Morgan (2008) dalam tesisnya “Diplomatic Gastronomy : Style and Power at the Table” memperkenalkan istilah Gastro-Diplomasi sebagai simbol kekuatan diplomasi melalui makanan.

Morgan menggambarkan interaksi kekuasaan politik suatu Negara berdasarkan prestise yang menggunakan makanan sebagai media untuk interaksi. 

Tesis Morgan merupakan suatu metode untuk menilai bagaimana suatu negara menilai dan melihat kekuatan negara dan organisasi lainnya. Sejak saat itu "makanan telah menjadi sarana pemerintah" (Brillat-Savarin 1970).

Gastro-Diplomasi muncul sebagai pendekatan baru untuk terlibat dengan komunitas asing dan budaya.

Atraksinya dilakukan melalui pagelaran seni makanan dan sedikit taktik diplomasi. Konsep ini kuno, tapi terminologinya relatif baru.

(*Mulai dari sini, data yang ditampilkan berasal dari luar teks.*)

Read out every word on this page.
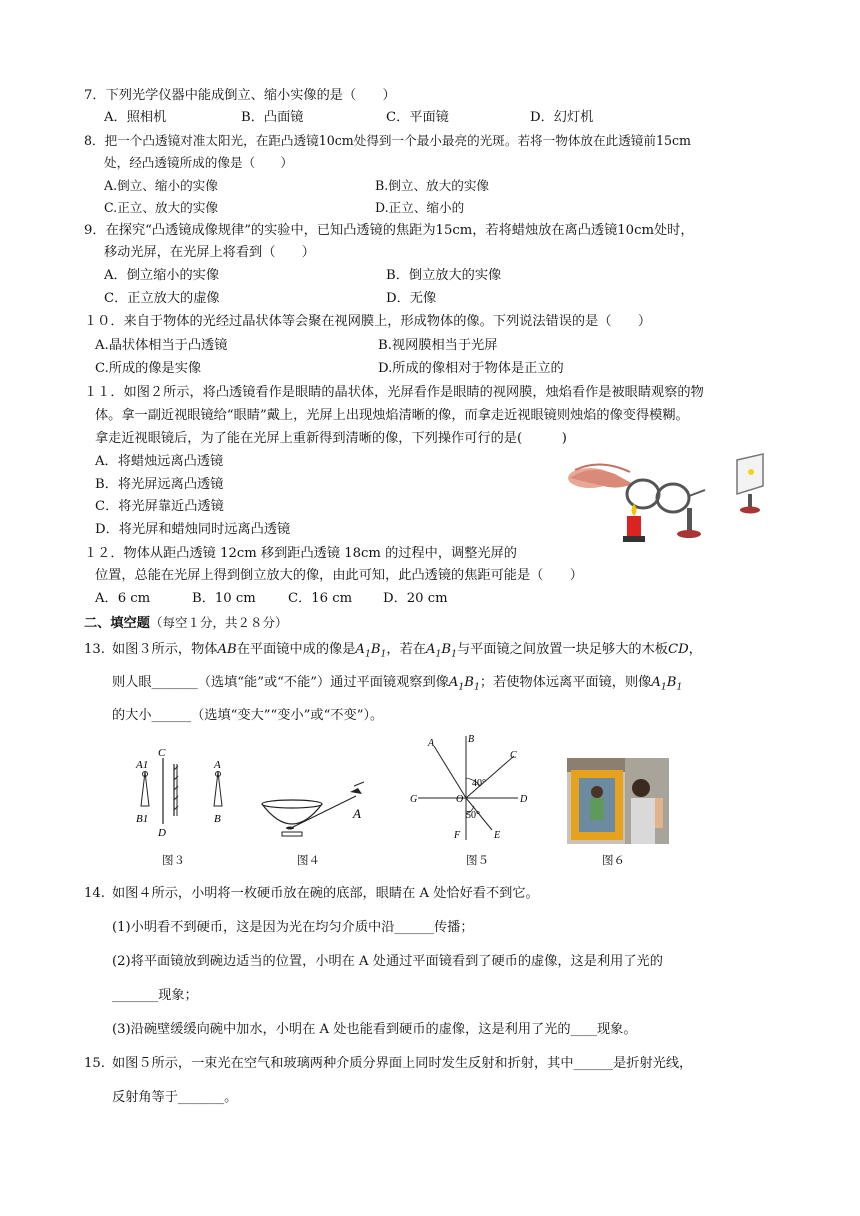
7．下列光学仪器中能成倒立、缩小实像的是（　　）
A．照相机	B．凸面镜	C．平面镜	D．幻灯机
8．把一个凸透镜对准太阳光，在距凸透镜10cm处得到一个最小最亮的光斑。若将一物体放在此透镜前15cm
处，经凸透镜所成的像是（　　）
A.倒立、缩小的实像	B.倒立、放大的实像
C.正立、放大的实像	D.正立、缩小的
9．在探究“凸透镜成像规律”的实验中，已知凸透镜的焦距为15cm，若将蜡烛放在离凸透镜10cm处时，
移动光屏，在光屏上将看到（　　）
A．倒立缩小的实像	B．倒立放大的实像
C．正立放大的虚像	D．无像
１０．来自于物体的光经过晶状体等会聚在视网膜上，形成物体的像。下列说法错误的是（　　）
A.晶状体相当于凸透镜	B.视网膜相当于光屏
C.所成的像是实像	D.所成的像相对于物体是正立的
１１．如图２所示，将凸透镜看作是眼睛的晶状体，光屏看作是眼睛的视网膜，烛焰看作是被眼睛观察的物
体。拿一副近视眼镜给“眼睛”戴上，光屏上出现烛焰清晰的像，而拿走近视眼镜则烛焰的像变得模糊。
拿走近视眼镜后，为了能在光屏上重新得到清晰的像，下列操作可行的是(　　　)
A．将蜡烛远离凸透镜
B．将光屏远离凸透镜
C．将光屏靠近凸透镜
D．将光屏和蜡烛同时远离凸透镜
１２．物体从距凸透镜 12cm 移到距凸透镜 18cm 的过程中，调整光屏的
位置，总能在光屏上得到倒立放大的像，由此可知，此凸透镜的焦距可能是（　　）
A．6 cm	B．10 cm C．16 cm D．20 cm
二、填空题（每空１分，共２８分）
13. 如图３所示，物体AB在平面镜中成的像是$A_1B_1$，若在$A_1B_1$与平面镜之间放置一块足够大的木板CD，
则人眼_______（选填“能”或“不能”）通过平面镜观察到像$A_1B_1$；若使物体远离平面镜，则像$A_1B_1$
的大小______（选填“变大”“变小”或“不变”）。
A1
C
A
B1
D
B
图３
A
图４
A	B
C
G	O	D
F	E
40°
50°
图５	图６
14. 如图４所示，小明将一枚硬币放在碗的底部，眼睛在 A 处恰好看不到它。
(1)小明看不到硬币，这是因为光在均匀介质中沿______传播；
(2)将平面镜放到碗边适当的位置，小明在 A 处通过平面镜看到了硬币的虚像，这是利用了光的
_______现象；
(3)沿碗壁缓缓向碗中加水，小明在 A 处也能看到硬币的虚像，这是利用了光的____现象。
15. 如图５所示，一束光在空气和玻璃两种介质分界面上同时发生反射和折射，其中______是折射光线，
反射角等于_______。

Platform Gastro-Diplomasi dikembangkan untuk menunjukkan reputasi budaya sebuah negara, dari sisi keunikan seni masakannya, yang pada saat yang sama mengekspresikan kekuatan ekonomi suatu bangsa melalui keahlian memasak dan pariwisata.

Makanan dimanfaatkan menjadi lambang identitas nasional, yang mana representasi ini bertujuan untuk mencapai nilai-nilai ekonomi melalui pengakuan global.

Fenomena Gastro-Diplomasi masih relatif baru untuk dikatakan berhasil membangun citra suatu negara di panggung dunia internasional. Namun pastinya Gastro-Diplomasi telah mampu mengangkat semangat nasionalisme dan identitas negara melalui konvensi sosial seni masakan suatu bangsa.